Religion may have been the opiate for the masses to Karl Marx but during the First World War, it seemed to pervade every aspect of life, whether at home or on the front. While the importance of the Christian faith and the resulting crisis for European soldiers and civilians during the war years has been widely documented and examined, the role of religion with reference to the colonial war experience has been explored much less. Religion, in a colonial context, was not just a matter of private faith and feeling; it was a tool of transnational statecraft and propaganda for the belligerent European nation-states, an agent of cross-cultural encounters and dialogue in the actual theatre of war, and an active ingredient in wartime discourses at the colonial home front around the state of Western civilisation. Many of these different discourses came together quite powerfully in the case of undivided India.

On 14 November 1914, in Constantinople, the capital of the Ottoman Empire, the Sheikh-un-Islam declared a holy war against Britain, France, Serbia, Russia, and Montenegro and promised the Muslims who opposed this call 'the fire of hell'. Speaking on behalf of the Caliph, the spiritual head of the global Muslim community, he had tremendous authority. As Hew Strachan notes, 'This was a call to revolution which had, it seemed, the potential to set all Asia and much of Africa ablaze [...] the message was translated into Arabic, Persian, Urdu and Tatar'. During the war years, this became an intensive, well-orchestrated, and multi-stranded mission - the so-called 'German jihad-strategy' - with immediate war aims but also with long-term strategic implications. German officials established contact with anti-colonial revolutionaries from India and Morocco and even built a mosque in the POW camp at Wunsdorf so as to win over the Muslim POWs from the Allied prisoners. German propaganda was largely unsuccessful, but it caused considerable anxiety among the Allied powers. Britain called upon powerful Muslim figures across its empire - from religious leaders in India and Egypt to the Aga Khan - to ensure loyalty from its Muslim subjects. In fact Shi'a Muslim sepoys had expressed reservations about fighting near the holy sites in Mesopotamia; the 15th Lancers from India refused to open fire on their Muslim brethren in Basra. Religion was thus exploited both for propaganda by the belligerents and for resistance by the colonials.

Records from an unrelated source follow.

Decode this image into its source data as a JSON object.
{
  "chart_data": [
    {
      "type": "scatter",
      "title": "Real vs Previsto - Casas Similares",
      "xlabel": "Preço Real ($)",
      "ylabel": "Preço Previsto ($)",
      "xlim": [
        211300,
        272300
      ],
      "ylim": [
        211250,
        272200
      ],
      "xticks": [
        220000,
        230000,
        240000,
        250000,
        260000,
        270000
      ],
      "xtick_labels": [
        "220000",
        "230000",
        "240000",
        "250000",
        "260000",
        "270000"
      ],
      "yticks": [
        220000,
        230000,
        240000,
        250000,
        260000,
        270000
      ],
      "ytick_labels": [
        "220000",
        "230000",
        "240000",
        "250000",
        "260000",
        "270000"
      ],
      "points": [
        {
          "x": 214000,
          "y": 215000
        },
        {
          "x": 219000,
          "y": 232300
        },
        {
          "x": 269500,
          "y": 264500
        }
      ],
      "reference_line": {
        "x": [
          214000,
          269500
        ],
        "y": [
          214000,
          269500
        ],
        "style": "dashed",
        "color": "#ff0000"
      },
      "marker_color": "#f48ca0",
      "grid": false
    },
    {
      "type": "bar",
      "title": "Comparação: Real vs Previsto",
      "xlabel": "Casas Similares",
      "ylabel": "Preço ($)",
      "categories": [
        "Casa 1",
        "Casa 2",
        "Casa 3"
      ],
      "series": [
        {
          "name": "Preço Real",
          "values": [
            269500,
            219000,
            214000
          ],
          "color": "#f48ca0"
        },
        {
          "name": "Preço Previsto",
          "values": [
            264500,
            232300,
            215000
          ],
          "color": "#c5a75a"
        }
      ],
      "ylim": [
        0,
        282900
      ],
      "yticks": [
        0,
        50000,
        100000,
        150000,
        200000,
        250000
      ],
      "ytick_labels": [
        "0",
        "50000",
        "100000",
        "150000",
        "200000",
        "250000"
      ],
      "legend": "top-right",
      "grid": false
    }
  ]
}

But how did religion infiltrate the daily lives of soldiers and cultural contact? With memories of the Sepoy Mutiny of 1857, the British were very attentive to the religious needs of the colonial troops, as well as their dietary requirements which included the substitution of lamb for bully-beef for the Hindus and Sikhs. Archival photographs and records reveal Maori choirs singing in services and West Indian chaplains writing about their men's experiences. Similarly, photographs of Sikh soldiers singing the shabad [religious songs] behind the trenches in France, of Hindus celebrating the festival of Dusserah in the POW camp of Wunsdorf, and of Muslims praying facing Mecca speak volumes about the role of religion. The full extent of British 'sensitivity' to the religious needs of the Indian sepoys was on show in the Brighton Pavilion Hospital for wounded Indians, with its three water taps for the Muslim, Hindu, and Sikh sepoys, respectively and nine kitchens for men belonging to different castes. Ironically, it was during this time that religious and caste distinctions among the Indians were breaking under the pressures of war. Thus, Tara Singh wrote from France on 17 July 1916: 'We all ate at the same table. Our company was composed of five sepoys (of whom three were Sikhs and two Muslims), two sweepers and three cooks; but we all ate together at the same table. Moreover, we have often eaten food and drunk tea prepared by Muslims'. Cultural and religious encounters took place not only on the European/non-European axis, but often between people divided by questions of class, caste, and religion from the same province. Some of the most moving accounts of religion as private faith come from battlefield testimonies. In his letters home from Mesopotamia, published in the memoir Kalyan Pradeep: The Life of Captain Kalyan Mukherjee, I.M.S. (1928), the Indian doctor Kalyan Mukherjee noted coming across a severely wounded English officer; when Mukherjee offered him water, he looked forlornly at the cross on his neck, tried to kiss Mukherji's feet and died.

If the power of religion ranged from government propaganda to matters of private faith and feeling, it also became grounds for critique of the West. In his famous lecture on 'Nationalism in the West' delivered across the United States, the Indian writer and Nobel Laureate Sir Rabindranath Tagore noted that 'this European war of Nations is the war of retribution'; instead, he stressed the need for an Eastern spirituality as an antidote to Western strife. Many intellectuals from across Asia and Europe would suggest the importance of non-European forms of religion and culture in their critique of Western civilisation. Religion therefore played a vital role during and after the war years: it ranged from moments of intense personal faith, crisis or resistance on the battlefield, and processes of inter-cultural transfer behind the front. It was used by both belligerent European nation-states for propaganda purposes and by its critics in Asia and the Middle East to undermine the authority of European empires.